If you are into peregrinations or into religious artifacts, at the Monastery you'll also be blessed with finding 2009 Monastiri, a Cabernet Sauvignon, Merlot and Shiraz blend. The monastery is probably best known for its two table wines produced by Abbot Dionysios; Ayios Andronicos, a white wine made of Xynisteri and meant to be consumed young, and Ayios Elias.
2009 Chrysorroyiatissa Monastiri (Cabernet Sauvignon, Merlot and Shiraz)
Note by Mateo - @whineontherocks - Satisfying aroma marked by blackberries, plum, black pepper, cloves and a light hint of vanilla and chocolate. To the palate, harsh tannins and a noticeable spike in the alcohol that smoothed out once the wine was matched with food and had enough time to breathe. Black fruit predominates in a blend that lacked some flavor in the mid-palate, a miss in the finish.

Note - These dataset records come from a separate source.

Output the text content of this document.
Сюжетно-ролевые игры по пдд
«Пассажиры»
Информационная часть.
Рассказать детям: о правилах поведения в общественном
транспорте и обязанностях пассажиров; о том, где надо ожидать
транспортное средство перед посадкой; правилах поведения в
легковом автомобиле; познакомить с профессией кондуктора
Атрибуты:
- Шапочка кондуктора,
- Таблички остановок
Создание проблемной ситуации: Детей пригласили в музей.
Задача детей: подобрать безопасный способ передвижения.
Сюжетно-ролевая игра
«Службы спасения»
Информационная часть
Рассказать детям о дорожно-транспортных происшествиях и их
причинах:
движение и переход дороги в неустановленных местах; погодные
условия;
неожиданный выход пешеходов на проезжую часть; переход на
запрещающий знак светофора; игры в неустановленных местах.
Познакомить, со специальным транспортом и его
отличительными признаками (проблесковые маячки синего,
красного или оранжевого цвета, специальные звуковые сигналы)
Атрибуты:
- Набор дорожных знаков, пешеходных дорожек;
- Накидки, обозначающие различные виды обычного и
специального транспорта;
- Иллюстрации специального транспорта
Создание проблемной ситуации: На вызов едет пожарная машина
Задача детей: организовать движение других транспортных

A Journey to 5000 year tradition, an industry today modernized with new varieties that complement the traditional indigenous varieties of Mavro (for red and rosé wines) and the white grape Xynisteri, and the most renowned Commandaria winemaking (Koumandaria). This historic panorama of continuous wine history that the island possesses is just one of the reasons that make a trip to the wine villages of Cyprus.